Thursday night was a good illustration of how you adjust when a defense is mixing looks, preventing explosive plays, and doing a good job shutting down your passing and option games. You line up and run the ball down their throats instead.

A 16-play drive in which the Eagles ran the ball 13 times was the catalyst for the six-point win, a lengthy jaunt down the field that greased the wheels and got the Birds’ offense moving. According to the team’s communications staff, 259 yards and three touchdowns on 48 attempts “was the 2nd-most rushing yards of the Nick Sirianni era (since 2021), behind a 363-yard performance on 11/27/22 vs. Green Bay.” D’Andre Swift went for a career-high 175 in the victory. It was the most a Birds running back has logged in a single game since Shady McCoy back in 2013.

“It was pretty good, huh? He (Swift) showed vision, explosiveness,” said head coach Nick Sirianni. “I thought the offensive line did a phenomenal job of pushing them off the ball. Was really pleased that he protected the ball. Protecting the football is not an easy thing… that was a lot of touches, too, so, again, not only pleased with how he saw it and how he hit it, but also how he protected the ball, especially when they’re coming after it in situations at the end of the game like that.”

Thiago always picks out notable statistics to share, and this is one of them:

Ding ding ding, we have a winner. Rushing yards before contact was a HUGE component to the Eagles’ 2022 success, so much so that they actually finished #3 in the NFL, logging 1,817 rushing yards before any ball carrier was even touched. Miles Sanders, individually, ranked #2 with 837 yards, behind only Justin Fields, so no other running back on the planet hit more open holes than he did. Contrast that with the fact that the Birds were only 20th in the NFL with 692 rushing yards AFTER contact and it’s a testament to the offensive line’s ability to pave the way for anyone and everyone. Swift is just the latest beneficiary, and his linear north/south approach is a good complement to what the big boys up front are giving him.
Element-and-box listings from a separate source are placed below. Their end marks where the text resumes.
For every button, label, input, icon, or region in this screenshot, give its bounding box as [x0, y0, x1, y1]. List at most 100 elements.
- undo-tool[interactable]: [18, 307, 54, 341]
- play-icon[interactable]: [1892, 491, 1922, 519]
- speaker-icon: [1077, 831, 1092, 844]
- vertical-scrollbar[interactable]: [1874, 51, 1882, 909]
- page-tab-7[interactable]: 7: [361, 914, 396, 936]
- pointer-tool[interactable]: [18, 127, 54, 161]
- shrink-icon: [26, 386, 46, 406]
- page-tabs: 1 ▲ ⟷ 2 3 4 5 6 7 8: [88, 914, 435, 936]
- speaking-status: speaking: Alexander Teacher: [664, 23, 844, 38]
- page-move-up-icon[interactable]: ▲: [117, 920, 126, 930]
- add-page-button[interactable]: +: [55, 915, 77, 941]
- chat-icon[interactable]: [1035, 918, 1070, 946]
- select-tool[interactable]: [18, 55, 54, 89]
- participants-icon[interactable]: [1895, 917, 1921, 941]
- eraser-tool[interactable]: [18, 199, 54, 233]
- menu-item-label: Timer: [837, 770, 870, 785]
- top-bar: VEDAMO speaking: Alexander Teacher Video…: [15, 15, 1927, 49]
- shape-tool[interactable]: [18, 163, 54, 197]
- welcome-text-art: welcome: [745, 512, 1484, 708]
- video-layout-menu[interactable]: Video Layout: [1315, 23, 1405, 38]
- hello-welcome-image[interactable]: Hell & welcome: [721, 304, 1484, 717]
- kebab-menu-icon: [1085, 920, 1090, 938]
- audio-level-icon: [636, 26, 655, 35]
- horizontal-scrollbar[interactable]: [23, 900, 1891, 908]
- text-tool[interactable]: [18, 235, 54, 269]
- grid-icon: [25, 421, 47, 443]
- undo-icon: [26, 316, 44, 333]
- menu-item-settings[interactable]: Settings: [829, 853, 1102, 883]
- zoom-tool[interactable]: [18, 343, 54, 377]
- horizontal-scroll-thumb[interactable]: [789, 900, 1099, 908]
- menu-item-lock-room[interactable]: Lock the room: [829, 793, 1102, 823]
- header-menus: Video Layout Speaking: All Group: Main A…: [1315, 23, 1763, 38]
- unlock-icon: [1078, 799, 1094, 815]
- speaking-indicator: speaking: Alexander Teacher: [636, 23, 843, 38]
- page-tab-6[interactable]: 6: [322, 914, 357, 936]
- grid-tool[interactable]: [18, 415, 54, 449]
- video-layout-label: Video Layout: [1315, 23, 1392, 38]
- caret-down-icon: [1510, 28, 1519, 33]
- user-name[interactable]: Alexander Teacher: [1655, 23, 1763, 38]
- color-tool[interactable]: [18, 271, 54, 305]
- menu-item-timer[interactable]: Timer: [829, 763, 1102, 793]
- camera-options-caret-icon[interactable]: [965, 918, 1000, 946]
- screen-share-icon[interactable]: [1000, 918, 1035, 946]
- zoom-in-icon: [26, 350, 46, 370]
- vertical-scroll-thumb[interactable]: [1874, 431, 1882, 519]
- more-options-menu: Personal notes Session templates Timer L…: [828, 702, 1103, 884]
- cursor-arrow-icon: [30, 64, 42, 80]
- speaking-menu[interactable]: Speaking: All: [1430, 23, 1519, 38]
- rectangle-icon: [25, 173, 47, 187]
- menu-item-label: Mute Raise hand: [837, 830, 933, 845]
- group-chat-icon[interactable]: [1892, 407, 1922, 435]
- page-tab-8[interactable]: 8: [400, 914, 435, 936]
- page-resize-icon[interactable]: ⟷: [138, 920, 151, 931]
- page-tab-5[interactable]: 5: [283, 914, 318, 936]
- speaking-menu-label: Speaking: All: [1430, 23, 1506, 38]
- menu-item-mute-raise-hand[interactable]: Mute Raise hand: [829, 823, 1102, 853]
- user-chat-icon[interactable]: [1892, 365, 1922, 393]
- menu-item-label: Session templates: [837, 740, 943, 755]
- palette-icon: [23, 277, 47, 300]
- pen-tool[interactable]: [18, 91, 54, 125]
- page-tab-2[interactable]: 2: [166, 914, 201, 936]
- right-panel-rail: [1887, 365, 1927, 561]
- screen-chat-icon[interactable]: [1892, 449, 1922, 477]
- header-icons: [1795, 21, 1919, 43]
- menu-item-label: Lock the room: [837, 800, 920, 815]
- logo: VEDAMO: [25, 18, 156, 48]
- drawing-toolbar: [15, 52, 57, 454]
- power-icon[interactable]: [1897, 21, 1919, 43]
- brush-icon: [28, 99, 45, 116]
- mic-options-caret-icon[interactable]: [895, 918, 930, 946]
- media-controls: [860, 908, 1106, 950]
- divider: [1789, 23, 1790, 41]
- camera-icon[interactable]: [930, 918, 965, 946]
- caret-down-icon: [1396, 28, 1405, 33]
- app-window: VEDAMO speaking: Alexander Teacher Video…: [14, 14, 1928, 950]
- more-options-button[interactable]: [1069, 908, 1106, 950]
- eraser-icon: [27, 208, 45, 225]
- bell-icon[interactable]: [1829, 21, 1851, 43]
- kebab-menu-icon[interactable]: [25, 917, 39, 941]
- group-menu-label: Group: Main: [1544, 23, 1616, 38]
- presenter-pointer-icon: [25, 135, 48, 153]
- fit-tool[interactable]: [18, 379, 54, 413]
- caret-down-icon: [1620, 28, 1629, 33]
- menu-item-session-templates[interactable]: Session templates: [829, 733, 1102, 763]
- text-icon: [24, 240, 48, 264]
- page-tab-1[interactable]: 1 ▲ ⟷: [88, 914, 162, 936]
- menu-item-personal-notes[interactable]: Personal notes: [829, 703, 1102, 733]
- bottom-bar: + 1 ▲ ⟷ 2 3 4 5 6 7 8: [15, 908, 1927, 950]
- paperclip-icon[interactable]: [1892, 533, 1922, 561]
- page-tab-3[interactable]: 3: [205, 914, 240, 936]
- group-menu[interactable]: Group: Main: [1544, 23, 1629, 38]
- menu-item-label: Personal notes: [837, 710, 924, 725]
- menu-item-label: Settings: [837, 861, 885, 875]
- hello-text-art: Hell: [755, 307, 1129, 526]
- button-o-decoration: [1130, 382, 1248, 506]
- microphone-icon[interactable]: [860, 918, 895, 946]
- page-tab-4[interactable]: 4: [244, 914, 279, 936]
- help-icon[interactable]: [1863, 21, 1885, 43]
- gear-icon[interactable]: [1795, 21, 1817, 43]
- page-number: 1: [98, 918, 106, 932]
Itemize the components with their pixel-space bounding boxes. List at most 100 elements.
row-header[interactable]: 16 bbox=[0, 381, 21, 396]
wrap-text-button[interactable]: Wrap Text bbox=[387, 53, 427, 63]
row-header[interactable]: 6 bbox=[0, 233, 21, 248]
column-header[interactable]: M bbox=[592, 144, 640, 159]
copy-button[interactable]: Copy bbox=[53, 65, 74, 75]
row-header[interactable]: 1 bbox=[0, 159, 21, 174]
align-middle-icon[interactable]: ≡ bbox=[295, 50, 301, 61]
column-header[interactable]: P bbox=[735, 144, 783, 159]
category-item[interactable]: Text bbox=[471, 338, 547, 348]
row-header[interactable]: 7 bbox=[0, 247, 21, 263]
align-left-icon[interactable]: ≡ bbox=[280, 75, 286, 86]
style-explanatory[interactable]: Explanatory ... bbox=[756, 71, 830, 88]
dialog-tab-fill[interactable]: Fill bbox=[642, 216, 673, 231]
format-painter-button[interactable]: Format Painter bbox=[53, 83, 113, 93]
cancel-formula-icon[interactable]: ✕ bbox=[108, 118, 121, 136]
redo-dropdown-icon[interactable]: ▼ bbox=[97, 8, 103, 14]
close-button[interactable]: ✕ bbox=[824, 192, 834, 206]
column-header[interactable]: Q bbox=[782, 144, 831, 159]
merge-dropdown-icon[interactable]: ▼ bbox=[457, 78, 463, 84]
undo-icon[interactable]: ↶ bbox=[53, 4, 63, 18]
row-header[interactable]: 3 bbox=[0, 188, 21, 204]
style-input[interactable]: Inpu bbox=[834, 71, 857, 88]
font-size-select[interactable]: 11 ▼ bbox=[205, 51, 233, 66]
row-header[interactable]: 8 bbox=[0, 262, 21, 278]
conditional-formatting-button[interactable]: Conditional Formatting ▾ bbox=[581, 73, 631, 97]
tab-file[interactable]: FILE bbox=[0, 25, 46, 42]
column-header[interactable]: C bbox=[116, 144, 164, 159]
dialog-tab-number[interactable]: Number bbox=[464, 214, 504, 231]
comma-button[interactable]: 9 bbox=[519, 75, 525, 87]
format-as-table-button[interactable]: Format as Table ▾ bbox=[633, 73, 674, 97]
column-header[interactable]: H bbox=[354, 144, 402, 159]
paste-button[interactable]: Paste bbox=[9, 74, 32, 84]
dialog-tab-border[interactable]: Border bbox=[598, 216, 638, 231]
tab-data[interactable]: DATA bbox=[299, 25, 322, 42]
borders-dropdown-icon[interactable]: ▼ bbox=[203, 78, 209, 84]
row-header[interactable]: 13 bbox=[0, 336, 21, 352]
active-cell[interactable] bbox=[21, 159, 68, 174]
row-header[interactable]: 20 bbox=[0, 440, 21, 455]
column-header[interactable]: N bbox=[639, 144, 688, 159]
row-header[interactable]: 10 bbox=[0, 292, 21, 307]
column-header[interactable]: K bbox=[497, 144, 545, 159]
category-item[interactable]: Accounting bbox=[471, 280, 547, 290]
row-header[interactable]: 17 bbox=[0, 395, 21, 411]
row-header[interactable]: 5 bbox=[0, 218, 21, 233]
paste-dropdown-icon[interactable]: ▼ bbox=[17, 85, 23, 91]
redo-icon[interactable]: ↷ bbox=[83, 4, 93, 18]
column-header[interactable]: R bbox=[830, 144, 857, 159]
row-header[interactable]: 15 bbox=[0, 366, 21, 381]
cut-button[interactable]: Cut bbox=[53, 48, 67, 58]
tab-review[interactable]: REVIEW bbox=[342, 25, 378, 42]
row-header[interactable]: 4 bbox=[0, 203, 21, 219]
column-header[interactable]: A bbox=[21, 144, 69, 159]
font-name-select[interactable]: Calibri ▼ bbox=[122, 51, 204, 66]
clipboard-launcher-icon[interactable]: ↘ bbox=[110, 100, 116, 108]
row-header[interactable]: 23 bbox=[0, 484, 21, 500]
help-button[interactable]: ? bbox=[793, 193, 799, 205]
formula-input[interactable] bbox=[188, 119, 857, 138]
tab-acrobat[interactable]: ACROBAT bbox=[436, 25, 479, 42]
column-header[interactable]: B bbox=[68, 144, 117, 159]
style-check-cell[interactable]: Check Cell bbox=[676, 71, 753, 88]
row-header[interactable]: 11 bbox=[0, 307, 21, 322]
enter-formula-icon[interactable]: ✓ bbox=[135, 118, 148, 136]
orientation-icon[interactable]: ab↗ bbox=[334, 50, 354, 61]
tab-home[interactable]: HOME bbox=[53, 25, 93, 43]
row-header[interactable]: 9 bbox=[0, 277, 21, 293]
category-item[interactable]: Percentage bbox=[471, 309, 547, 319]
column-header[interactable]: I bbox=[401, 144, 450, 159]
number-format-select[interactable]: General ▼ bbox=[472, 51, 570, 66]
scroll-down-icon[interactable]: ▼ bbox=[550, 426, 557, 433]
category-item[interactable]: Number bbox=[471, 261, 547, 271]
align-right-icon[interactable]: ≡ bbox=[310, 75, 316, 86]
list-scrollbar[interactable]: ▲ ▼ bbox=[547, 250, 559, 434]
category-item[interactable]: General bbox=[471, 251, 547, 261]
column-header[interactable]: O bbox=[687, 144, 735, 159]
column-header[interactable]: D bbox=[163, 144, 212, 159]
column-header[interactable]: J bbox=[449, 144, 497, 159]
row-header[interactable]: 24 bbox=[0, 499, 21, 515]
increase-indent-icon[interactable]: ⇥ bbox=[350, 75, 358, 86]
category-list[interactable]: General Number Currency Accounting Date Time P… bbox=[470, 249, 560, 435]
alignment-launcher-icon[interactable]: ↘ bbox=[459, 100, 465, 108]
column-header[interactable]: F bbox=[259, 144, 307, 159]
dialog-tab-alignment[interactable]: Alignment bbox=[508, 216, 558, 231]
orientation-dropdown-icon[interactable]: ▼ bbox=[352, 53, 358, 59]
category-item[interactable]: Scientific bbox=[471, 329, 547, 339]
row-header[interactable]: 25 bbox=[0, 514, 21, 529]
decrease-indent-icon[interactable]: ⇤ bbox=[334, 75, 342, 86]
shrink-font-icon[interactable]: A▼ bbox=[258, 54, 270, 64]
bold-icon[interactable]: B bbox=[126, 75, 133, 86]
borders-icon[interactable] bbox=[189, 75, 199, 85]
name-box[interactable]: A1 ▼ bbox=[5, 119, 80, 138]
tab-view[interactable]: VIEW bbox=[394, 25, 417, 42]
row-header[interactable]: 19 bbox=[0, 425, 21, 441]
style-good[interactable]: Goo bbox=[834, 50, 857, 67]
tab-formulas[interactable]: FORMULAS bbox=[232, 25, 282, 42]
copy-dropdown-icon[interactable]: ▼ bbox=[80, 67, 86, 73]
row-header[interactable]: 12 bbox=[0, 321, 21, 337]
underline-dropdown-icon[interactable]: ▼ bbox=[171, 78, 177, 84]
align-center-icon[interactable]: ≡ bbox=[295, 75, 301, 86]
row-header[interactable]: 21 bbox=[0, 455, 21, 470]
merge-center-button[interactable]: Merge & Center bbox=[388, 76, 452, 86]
*People might read the headline and say, “well the Eagles were also a passing team last year,” which is true. They were both at the same time. They had the 5th-most rushing yards and the 8th-most passing yards. Captain Obvious would say that’s why they were effective. They did both things extremely well and were balanced in approach, so for all of the hand-wringing about Jalen Hurts and all of the passing game complaints after two games against Bill Belichick and Brian Flores, the Posidelphia angle is to focus on a dominant running performance, sans Kenny Gainwell, that was generated via a game plan deviation. Remember, Swift barely touched the ball in Week 1, only to come back in Week 2 with a career high, which, presumably, was not the foremost thought in pregame staff meetings.

One of the things you hear over and over again is the idea of taking what the defense gives you, and that was on display Thursday night. The Eagles couldn’t throw the ball early, especially against those pesky rush 3/drop 8 looks, so they just decided to pound the rock instead, and they didn’t have to risk Jalen Hurts while doing it. Jalen only accounted for 12 of the Birds’ 48 running plays (25%), a couple of which were read pulls, plus two red zone tush pushes. They put up 259 ground yards with Hurts only logging 35, so it’s a good thing all around. Chew up the Vikings on the ground, protect Hurts, etc. Now they’ve got a long week to look at two batches of film and diagnose what New England and Minnesota were doing on the back end.

“This is a disguise league,” Hurts said postgame. “It’s always quarterback versus defensive coordinator. It’s an adjustment, and everyone is going to try to find the best way to attempt to slow us down. It’s about how we respond to that and how we execute. I think it’s all over the tape what we’re capable of. Nobody wants (A.J. Brown) catching balls down the field or (DeVonta Smith) catching balls down the field, or the threat. It’s about being able to attack those things even though they have that in mind. That’s a development thing for us as an offense. I talk about the identity that we’re yearning to find, but when you rush for 255, that’s not a bad day.”